気がつけば、すっかり暑くなってきました、夏です。大学の夏といえば、そう、オープンキャンパス! 7月も中旬になるとどの大学もこのイベントに向けて、あわただしく動きはじめます。今回はそんなオープンキャンパスの取り組みで、目に留まったものがあるので、そちらをご紹介します。

以下、大学プレスセンターより。

年に1度・美大の魅力満載の2日間 -- 東京造形大学オープンキャンパス -- 「SYN-KA」<しんか>を開催します! 
東京造形大学(東京都八王子市宇津貫町1556/学長:山際康之)は7月13日(土)・14日(日)の2日間にわたり、オープンキャンパス2019「SYN-KA」を開催致します。開催期間中は、作品展示・上映、授業公開・体験、ワークショップ、キャンパスツアー、進学相談会等のさまざまな企画を予定。ご家族やお友達と共に、または一人でも、気軽に楽しく東京造形大学の魅力を体感できる2日間です。 
本学では、オープンキャンパスのために結成される学生ユニットが主体となってコンセプトやテーマを掲げ、ポスターをはじめ学内全体のデザインを企画してオープンキャンパスを作りあげています。(後略
京都造形芸術大学のOPEN CAMPUS2019サイト


オープンキャンパスの開催数は大学によりけりで、国立及び上位私立大学では年1~2回というところもめずらしくないし、一方では2ケタ開催する大学も多くあります。多い少ないは一概にどっちがいいとは言えないのですが、それでも回数が少なくなると、その分、実施内容の質が求められるし、失敗が許されなくなります。

今回、取り上げた東京造形大学のオープンキャンパスは、年2回の開催のため、少ないパターンのオープンキャンパスになります。にも関わらず、東京造形大のオープンキャンパスは学生ユニット主体で開催しているんですね。東京造形大のオープンキャパスは、2日とはいえ連日開催なので、1日目の失敗を活かして2日目に内容を変更…とは、なかなかできません。
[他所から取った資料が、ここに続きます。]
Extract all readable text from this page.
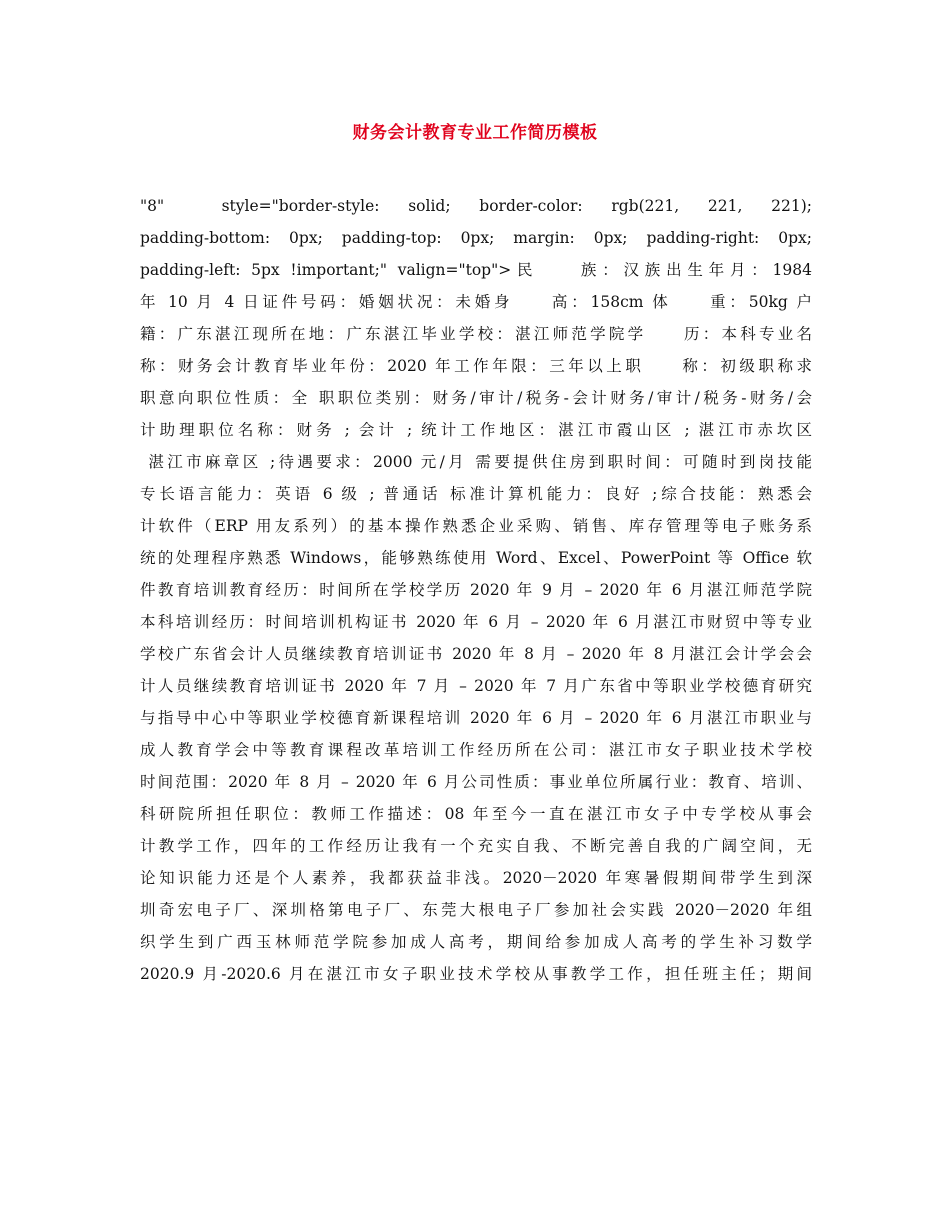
财务会计教育专业工作简历模板
"8"  style="border-style: solid; border-color: rgb(221, 221, 221);
padding-bottom: 0px; padding-top: 0px; margin: 0px; padding-right: 0px;
padding-left: 5px !important;" valign="top">民　　族：汉族出生年月：1984
年 10 月 4 日证件号码：婚姻状况：未婚身　　高：158cm 体　　重：50kg 户
籍：广东湛江现所在地：广东湛江毕业学校：湛江师范学院学　　历：本科专业名
称：财务会计教育毕业年份：2020 年工作年限：三年以上职　　称：初级职称求
职意向职位性质：全 职职位类别：财务/审计/税务-会计财务/审计/税务-财务/会
计助理职位名称：财务 ; 会计 ; 统计工作地区：湛江市霞山区 ; 湛江市赤坎区
湛江市麻章区 ;待遇要求：2000 元/月 需要提供住房到职时间：可随时到岗技能
专长语言能力：英语 6 级 ; 普通话 标准计算机能力：良好 ;综合技能：熟悉会
计软件（ERP 用友系列）的基本操作熟悉企业采购、销售、库存管理等电子账务系
统的处理程序熟悉 Windows，能够熟练使用 Word、Excel、PowerPoint 等 Office 软
件教育培训教育经历：时间所在学校学历 2020 年 9 月 – 2020 年 6 月湛江师范学院
本科培训经历：时间培训机构证书 2020 年 6 月 – 2020 年 6 月湛江市财贸中等专业
学校广东省会计人员继续教育培训证书 2020 年 8 月 – 2020 年 8 月湛江会计学会会
计人员继续教育培训证书 2020 年 7 月 – 2020 年 7 月广东省中等职业学校德育研究
与指导中心中等职业学校德育新课程培训 2020 年 6 月 – 2020 年 6 月湛江市职业与
成人教育学会中等教育课程改革培训工作经历所在公司：湛江市女子职业技术学校
时间范围：2020 年 8 月 – 2020 年 6 月公司性质：事业单位所属行业：教育、培训、
科研院所担任职位：教师工作描述：08 年至今一直在湛江市女子中专学校从事会
计教学工作，四年的工作经历让我有一个充实自我、不断完善自我的广阔空间，无
论知识能力还是个人素养，我都获益非浅。2020－2020 年寒暑假期间带学生到深
圳奇宏电子厂、深圳格第电子厂、东莞大根电子厂参加社会实践 2020－2020 年组
织学生到广西玉林师范学院参加成人高考，期间给参加成人高考的学生补习数学
2020.9 月-2020.6 月在湛江市女子职业技术学校从事教学工作，担任班主任；期间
どうしてもリスクを感じてしまうのですが、見方によっては、それだけリスクがあっても、学生主体でやる価値があると判断したともとれます。

この記事を書いている7月6日段階では、オープンキャンパスが開催されていないどころか、詳細プログラムもまだ出ていないので、その価値については何とも言えません。でも、大学が学生にそれだけの価値があると感じ、まかせるという事実には、何か熱いものを感じてしまいます。
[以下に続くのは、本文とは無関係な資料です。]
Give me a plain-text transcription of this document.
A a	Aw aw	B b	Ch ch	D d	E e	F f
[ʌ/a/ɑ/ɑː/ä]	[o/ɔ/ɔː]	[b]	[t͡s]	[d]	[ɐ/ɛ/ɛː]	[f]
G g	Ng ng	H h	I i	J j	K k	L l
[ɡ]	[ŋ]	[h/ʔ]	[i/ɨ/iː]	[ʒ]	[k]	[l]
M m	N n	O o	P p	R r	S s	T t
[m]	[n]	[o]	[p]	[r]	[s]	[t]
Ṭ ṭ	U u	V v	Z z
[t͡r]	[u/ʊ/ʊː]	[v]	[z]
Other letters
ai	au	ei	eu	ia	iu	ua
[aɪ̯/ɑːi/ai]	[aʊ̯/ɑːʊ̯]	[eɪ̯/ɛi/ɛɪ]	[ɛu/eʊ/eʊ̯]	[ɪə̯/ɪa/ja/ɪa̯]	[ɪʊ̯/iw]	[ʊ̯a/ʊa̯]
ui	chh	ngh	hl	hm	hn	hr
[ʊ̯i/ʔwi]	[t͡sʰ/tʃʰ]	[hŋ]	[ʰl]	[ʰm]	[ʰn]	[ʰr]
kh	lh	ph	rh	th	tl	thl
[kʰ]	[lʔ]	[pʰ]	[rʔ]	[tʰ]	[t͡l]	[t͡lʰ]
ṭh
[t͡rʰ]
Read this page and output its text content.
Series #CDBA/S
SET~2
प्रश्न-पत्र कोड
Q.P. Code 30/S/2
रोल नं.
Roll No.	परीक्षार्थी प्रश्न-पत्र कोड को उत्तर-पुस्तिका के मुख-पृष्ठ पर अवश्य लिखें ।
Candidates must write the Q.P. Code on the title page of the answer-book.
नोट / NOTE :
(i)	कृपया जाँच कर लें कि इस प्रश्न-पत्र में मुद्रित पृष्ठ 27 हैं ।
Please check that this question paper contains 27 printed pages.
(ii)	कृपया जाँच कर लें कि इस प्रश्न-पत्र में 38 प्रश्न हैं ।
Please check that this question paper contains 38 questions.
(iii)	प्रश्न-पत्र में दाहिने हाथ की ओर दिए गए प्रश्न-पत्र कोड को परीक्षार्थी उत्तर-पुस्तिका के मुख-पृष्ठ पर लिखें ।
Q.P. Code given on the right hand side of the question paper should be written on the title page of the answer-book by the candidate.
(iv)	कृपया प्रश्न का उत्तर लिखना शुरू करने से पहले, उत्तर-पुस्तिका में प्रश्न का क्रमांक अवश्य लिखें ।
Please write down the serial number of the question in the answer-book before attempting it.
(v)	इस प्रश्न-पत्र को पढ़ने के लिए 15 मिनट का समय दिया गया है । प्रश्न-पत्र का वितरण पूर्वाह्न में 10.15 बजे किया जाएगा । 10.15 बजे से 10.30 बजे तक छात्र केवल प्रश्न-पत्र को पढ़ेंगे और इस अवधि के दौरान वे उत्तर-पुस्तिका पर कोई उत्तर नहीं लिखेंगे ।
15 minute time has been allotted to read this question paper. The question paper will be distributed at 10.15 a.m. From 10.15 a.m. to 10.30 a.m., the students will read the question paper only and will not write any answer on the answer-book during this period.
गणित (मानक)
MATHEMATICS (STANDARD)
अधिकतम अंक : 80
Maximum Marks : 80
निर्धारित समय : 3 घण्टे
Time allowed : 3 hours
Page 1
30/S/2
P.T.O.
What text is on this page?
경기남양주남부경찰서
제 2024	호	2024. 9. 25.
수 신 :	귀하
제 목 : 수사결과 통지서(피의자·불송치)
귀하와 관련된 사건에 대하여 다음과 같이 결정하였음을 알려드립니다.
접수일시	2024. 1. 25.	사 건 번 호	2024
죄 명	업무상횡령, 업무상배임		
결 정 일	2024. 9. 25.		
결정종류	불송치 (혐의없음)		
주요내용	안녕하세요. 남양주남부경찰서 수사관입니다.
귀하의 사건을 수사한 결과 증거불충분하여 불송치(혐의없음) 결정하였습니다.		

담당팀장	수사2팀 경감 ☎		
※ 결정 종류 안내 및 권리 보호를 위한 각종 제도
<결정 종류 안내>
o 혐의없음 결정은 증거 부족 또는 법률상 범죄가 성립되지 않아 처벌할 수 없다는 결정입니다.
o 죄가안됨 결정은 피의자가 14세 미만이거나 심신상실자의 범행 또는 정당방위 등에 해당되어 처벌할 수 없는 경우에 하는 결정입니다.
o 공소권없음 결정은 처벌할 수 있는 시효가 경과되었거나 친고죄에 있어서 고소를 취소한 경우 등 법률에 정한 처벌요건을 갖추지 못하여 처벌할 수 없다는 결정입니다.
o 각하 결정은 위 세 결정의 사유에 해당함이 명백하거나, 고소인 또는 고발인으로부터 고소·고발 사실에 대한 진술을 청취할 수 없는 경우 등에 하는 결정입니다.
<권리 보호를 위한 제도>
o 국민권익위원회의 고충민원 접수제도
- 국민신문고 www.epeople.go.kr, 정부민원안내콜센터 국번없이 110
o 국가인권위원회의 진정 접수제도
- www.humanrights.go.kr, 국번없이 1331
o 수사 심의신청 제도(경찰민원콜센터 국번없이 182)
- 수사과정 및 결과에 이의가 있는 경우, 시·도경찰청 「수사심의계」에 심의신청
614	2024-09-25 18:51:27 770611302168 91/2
また、この東京造形大の取り組みを見て、オープンキャンパスは一種でなくてもいいのでは、と感じました。学生が主体となって開催するオープンキャンパスと、大学が主体となって開催するオープンキャンパスでは、伝えたいことも違うし、伝え方も違うでしょう。また、開催する時期や対象(学年)によっても、必要とする情報は異なるように思います。
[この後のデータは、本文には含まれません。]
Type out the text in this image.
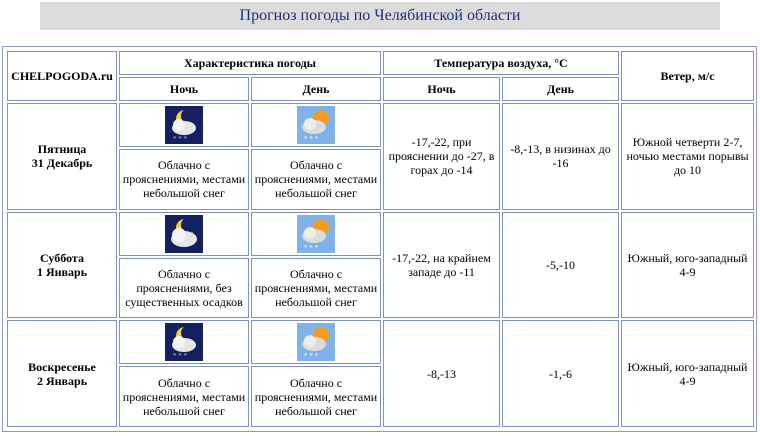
Прогноз погоды по Челябинской области
CHELPOGODA.ru	Характеристика погоды		Температура воздуха, °С		Ветер, м/с
	Ночь	День	Ночь	День	

Пятница
31 Декабрь	* * *	* * *	-17,-22, при прояснении до -27, в горах до -14	-8,-13, в низинах до -16	Южной четверти 2-7, ночью местами порывы до 10
	Облачно с прояснениями, местами небольшой снег	Облачно с прояснениями, местами небольшой снег			

Суббота
1 Январь		* * *	-17,-22, на крайнем западе до -11	-5,-10	Южный, юго-западный 4-9
	Облачно с прояснениями, без существенных осадков	Облачно с прояснениями, местами небольшой снег			

Воскресенье
2 Январь	* * *	* * *	-8,-13	-1,-6	Южный, юго-западный 4-9
	Облачно с прояснениями, местами небольшой снег	Облачно с прояснениями, местами небольшой снег			
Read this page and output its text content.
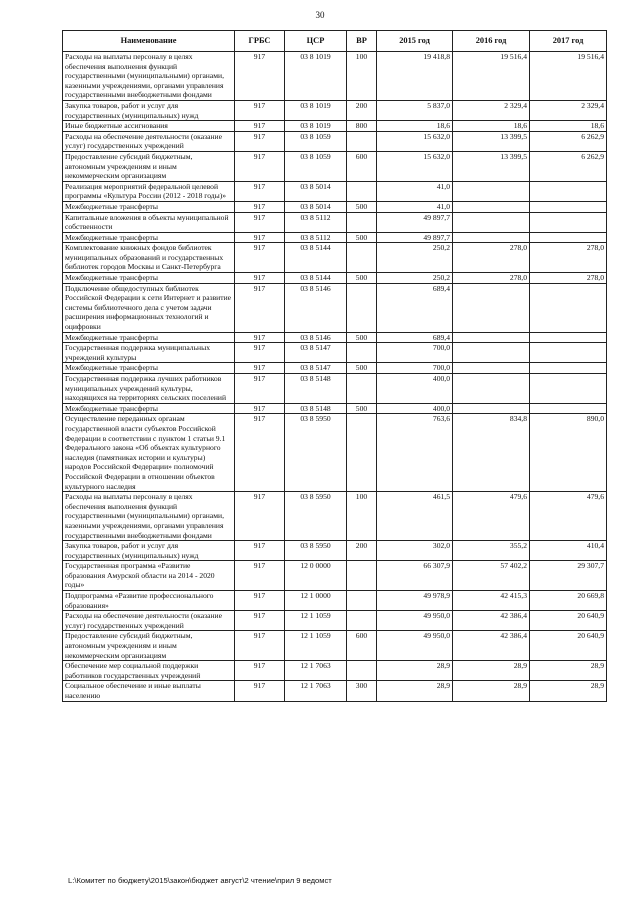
30
Наименование	ГРБС	ЦСР	ВР	2015 год	2016 год	2017 год
Расходы на выплаты персоналу в целях обеспечения выполнения функций государственными (муниципальными) органами, казенными учреждениями, органами управления государственными внебюджетными фондами	917	03 8 1019	100	19 418,8	19 516,4	19 516,4
Закупка товаров, работ и услуг для государственных (муниципальных) нужд	917	03 8 1019	200	5 837,0	2 329,4	2 329,4
Иные бюджетные ассигнования	917	03 8 1019	800	18,6	18,6	18,6
Расходы на обеспечение деятельности (оказание услуг) государственных учреждений	917	03 8 1059		15 632,0	13 399,5	6 262,9
Предоставление субсидий бюджетным, автономным учреждениям и иным некоммерческим организациям	917	03 8 1059	600	15 632,0	13 399,5	6 262,9
Реализация мероприятий федеральной целевой программы «Культура России (2012 - 2018 годы)»	917	03 8 5014		41,0		
Межбюджетные трансферты	917	03 8 5014	500	41,0		
Капитальные вложения в объекты муниципальной собственности	917	03 8 5112		49 897,7		
Межбюджетные трансферты	917	03 8 5112	500	49 897,7		
Комплектование книжных фондов библиотек муниципальных образований и государственных библиотек городов Москвы и Санкт-Петербурга	917	03 8 5144		250,2	278,0	278,0
Межбюджетные трансферты	917	03 8 5144	500	250,2	278,0	278,0
Подключение общедоступных библиотек Российской Федерации к сети Интернет и развитие системы библиотечного дела с учетом задачи расширения информационных технологий и оцифровки	917	03 8 5146		689,4		
Межбюджетные трансферты	917	03 8 5146	500	689,4		
Государственная поддержка муниципальных учреждений культуры	917	03 8 5147		700,0		
Межбюджетные трансферты	917	03 8 5147	500	700,0		
Государственная поддержка лучших работников муниципальных учреждений культуры, находящихся на территориях сельских поселений	917	03 8 5148		400,0		
Межбюджетные трансферты	917	03 8 5148	500	400,0		
Осуществление переданных органам государственной власти субъектов Российской Федерации в соответствии с пунктом 1 статьи 9.1 Федерального закона «Об объектах культурного наследия (памятниках истории и культуры) народов Российской Федерации» полномочий Российской Федерации в отношении объектов культурного наследия	917	03 8 5950		763,6	834,8	890,0
Расходы на выплаты персоналу в целях обеспечения выполнения функций государственными (муниципальными) органами, казенными учреждениями, органами управления государственными внебюджетными фондами	917	03 8 5950	100	461,5	479,6	479,6
Закупка товаров, работ и услуг для государственных (муниципальных) нужд	917	03 8 5950	200	302,0	355,2	410,4
Государственная программа «Развитие образования Амурской области на 2014 - 2020 годы»	917	12 0 0000		66 307,9	57 402,2	29 307,7
Подпрограмма «Развитие профессионального образования»	917	12 1 0000		49 978,9	42 415,3	20 669,8
Расходы на обеспечение деятельности (оказание услуг) государственных учреждений	917	12 1 1059		49 950,0	42 386,4	20 640,9
Предоставление субсидий бюджетным, автономным учреждениям и иным некоммерческим организациям	917	12 1 1059	600	49 950,0	42 386,4	20 640,9
Обеспечение мер социальной поддержки работников государственных учреждений	917	12 1 7063		28,9	28,9	28,9
Социальное обеспечение и иные выплаты населению	917	12 1 7063	300	28,9	28,9	28,9
L:\Комитет по бюджету\2015\закон\бюджет август\2 чтение\прил 9 ведомст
そう考えると、高校生を大学に招くイベントを、のっぺりとオープンキャンパスという一つのワードでくくるのはとてももったいないように感じます。たとえば、学問の魅力を研究者が語るトークイベント(たとえば、アカデミックトーク、みたいな?)であったり、部活動の魅力を伝えるスポーツオープンキャンパス(実はこれ拓殖大で開催していて以前取り上げました⇒こちら)であったり。自校がキャンパスをオープンしてまで、高校生に何を伝えたいのかをもっと突き詰め、工夫して、そしてその内容に合ったイベント名をつければ、高校生にもっと大学の個性や想いが伝わるように思います。